Les plates-formes numériques possèdent des fonctionnalités qui incitent les usagers à partager toujours plus de contenus ou à réagir aux publications d’autres internautes. Toutes ces actions laissent des traces. Et ces traces, qui participent de la construction de l’identité numérique des individus, sont transformées en indicateurs visibles de popularité ou de « capital amical ».
Ces fonctionnalités incitent les usagers à mettre en place des tactiques pour gagner en audience et en sociabilité qui peuvent se retourner contre eux et nourrir un cyberharcèlement prenant racine dans les discriminations sexistes, raciales ou homophobes qui traversent la société.
Dans cette logique, il arrive que des contenus échappent à leur premier auteur et se diffusent de manière virale, provoquant le lynchage d’une personne, indépendamment des intentions initiales de publication. De même, des applications sont aujourd’hui développées pour contourner les garde-fous de certaines plates-formes et permettre la capture de données censées être éphémères, mais qui laissent alors une trace susceptible de ressortir à tout moment et d’être récupérée à des fins malveillantes.
Plongée dans les coulisses de Snapchat, réseau prisé par les adolescents, pour mieux identifier les risques auxquels ils sont confrontés et les pistes de prévention possibles.
Comment se construit l’identité numérique
L’identité numérique se construit à partir des traces que les usagers des plates-formes laissent derrière eux, mais aussi en fonction de la finalité de ces dernières et des contraintes de présentation qu’elles imposent.
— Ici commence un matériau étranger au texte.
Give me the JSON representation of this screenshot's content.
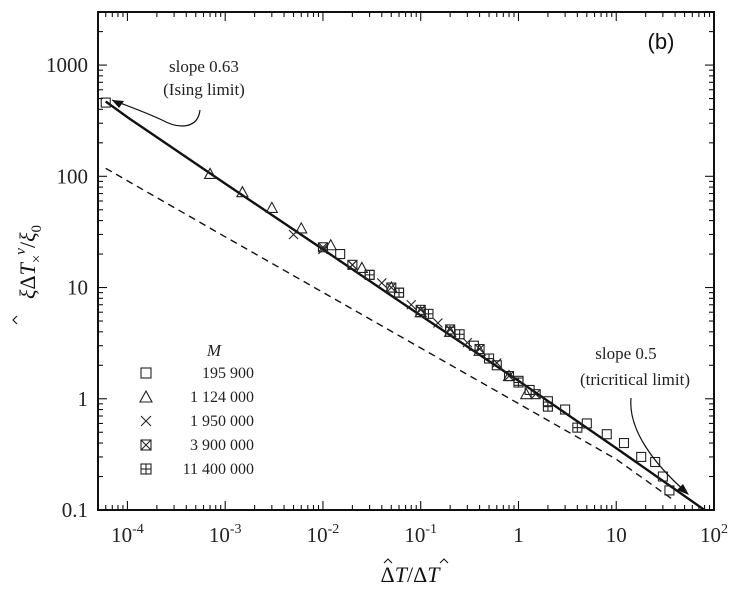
{
  "chart_data": {
    "type": "scatter",
    "panel_label": "(b)",
    "xlabel": "ΔT̂/ΔT̂×",
    "xlabel_parts": {
      "delta": "Δ",
      "t": "T",
      "slash": "/",
      "sub": "×"
    },
    "ylabel": "ξΔT̂×^ν/ξ0",
    "ylabel_parts": {
      "xi": "ξ",
      "delta": "Δ",
      "t": "T",
      "nu": "ν",
      "slash": "/",
      "xi0": "ξ",
      "sub0": "0",
      "subx": "×"
    },
    "x_scale": "log",
    "y_scale": "log",
    "xlim": [
      5e-05,
      100
    ],
    "ylim": [
      0.1,
      3000
    ],
    "x_ticks": [
      {
        "value": 0.0001,
        "base": "10",
        "exp": "-4"
      },
      {
        "value": 0.001,
        "base": "10",
        "exp": "-3"
      },
      {
        "value": 0.01,
        "base": "10",
        "exp": "-2"
      },
      {
        "value": 0.1,
        "base": "10",
        "exp": "-1"
      },
      {
        "value": 1,
        "base": "1",
        "exp": ""
      },
      {
        "value": 10,
        "base": "10",
        "exp": ""
      },
      {
        "value": 100,
        "base": "10",
        "exp": "2"
      }
    ],
    "y_ticks": [
      {
        "value": 0.1,
        "label": "0.1"
      },
      {
        "value": 1,
        "label": "1"
      },
      {
        "value": 10,
        "label": "10"
      },
      {
        "value": 100,
        "label": "100"
      },
      {
        "value": 1000,
        "label": "1000"
      }
    ],
    "lines": [
      {
        "name": "Fit (Ising to tricritical crossover)",
        "style": "solid",
        "x": [
          6e-05,
          0.0001,
          0.001,
          0.01,
          0.1,
          1,
          10,
          80
        ],
        "y": [
          470,
          340,
          86,
          22,
          5.6,
          1.45,
          0.36,
          0.1
        ]
      },
      {
        "name": "Tricritical asymptote",
        "style": "dashed",
        "x": [
          6e-05,
          0.001,
          0.01,
          0.1,
          1,
          10,
          40
        ],
        "y": [
          118,
          28.6,
          9.04,
          2.86,
          0.904,
          0.286,
          0.12
        ]
      }
    ],
    "annotations": [
      {
        "text_line1": "slope 0.63",
        "text_line2": "(Ising limit)"
      },
      {
        "text_line1": "slope 0.5",
        "text_line2": "(tricritical limit)"
      }
    ],
    "legend": {
      "title": "M",
      "placement": "bottom-left",
      "entries": [
        {
          "label": "195 900",
          "marker": "square"
        },
        {
          "label": "1 124 000",
          "marker": "triangle"
        },
        {
          "label": "1 950 000",
          "marker": "cross"
        },
        {
          "label": "3 900 000",
          "marker": "boxed-x"
        },
        {
          "label": "11 400 000",
          "marker": "boxed-plus"
        }
      ]
    },
    "series": [
      {
        "name": "195 900",
        "marker": "square",
        "x": [
          6e-05,
          0.015,
          0.03,
          0.06,
          0.1,
          0.2,
          0.35,
          0.6,
          1.0,
          1.3,
          2.0,
          3.0,
          5.0,
          8.0,
          12,
          18,
          25,
          30,
          35
        ],
        "y": [
          460,
          20,
          13,
          9.0,
          6.0,
          4.0,
          3.0,
          2.0,
          1.45,
          1.2,
          0.95,
          0.8,
          0.6,
          0.48,
          0.4,
          0.3,
          0.27,
          0.2,
          0.15
        ]
      },
      {
        "name": "1 124 000",
        "marker": "triangle",
        "x": [
          0.0007,
          0.0015,
          0.003,
          0.006,
          0.012,
          0.025,
          0.05,
          0.1,
          0.2,
          0.4,
          0.8,
          1.2
        ],
        "y": [
          105,
          72,
          52,
          34,
          24,
          15,
          10,
          6.0,
          4.0,
          2.7,
          1.6,
          1.1
        ]
      },
      {
        "name": "1 950 000",
        "marker": "cross",
        "x": [
          0.005,
          0.01,
          0.02,
          0.04,
          0.08,
          0.15,
          0.3,
          0.6
        ],
        "y": [
          30,
          22,
          16,
          11,
          7.0,
          4.8,
          3.2,
          2.1
        ]
      },
      {
        "name": "3 900 000",
        "marker": "boxed-x",
        "x": [
          0.01,
          0.02,
          0.05,
          0.1,
          0.2,
          0.4,
          0.8,
          1.5
        ],
        "y": [
          23,
          16,
          10,
          6.3,
          4.2,
          2.8,
          1.6,
          1.1
        ]
      },
      {
        "name": "11 400 000",
        "marker": "boxed-plus",
        "x": [
          0.03,
          0.06,
          0.12,
          0.25,
          0.5,
          1.0,
          2.0,
          4.0
        ],
        "y": [
          13,
          9.0,
          5.8,
          3.8,
          2.3,
          1.4,
          0.85,
          0.55
        ]
      }
    ]
  }
}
Une personne ne valorise pas la même facette de son identité lorsqu’elle cherche un emploi sur LinkedIn et lorsqu’elle cherche à faire une rencontre amoureuse sur Tinder :
« La présentation de soi sur le web articule étroitement les instructions des interfaces d’enregistrement et les calculs que font les utilisateurs pour produire la meilleure impression d’eux-mêmes. Aussi l’identité numérique est-elle une coproduction où se rencontrent les stratégies des plates-formes et les tactiques des utilisateurs ».
Cette identité peut aussi être définie selon trois dimensions : « déclarative » (ce que les usagers disent d’eux ou des autres à travers leurs publications), « agissante » (les traces que ces publications laissent et qui apparaissent sous forme de notifications à l’attention de leur réseau) et « calculée » (nombres d’amis ou de likes). La dimension chiffrée constitue des marqueurs de réputation intégrés aux interfaces des plates-formes, affichant la synthèse des jugements à l’égard d’une personne, fonctionnant souvent comme un indicateur de popularité, c’est-à-dire de la capacité à se faire apprécier par le plus grand nombre.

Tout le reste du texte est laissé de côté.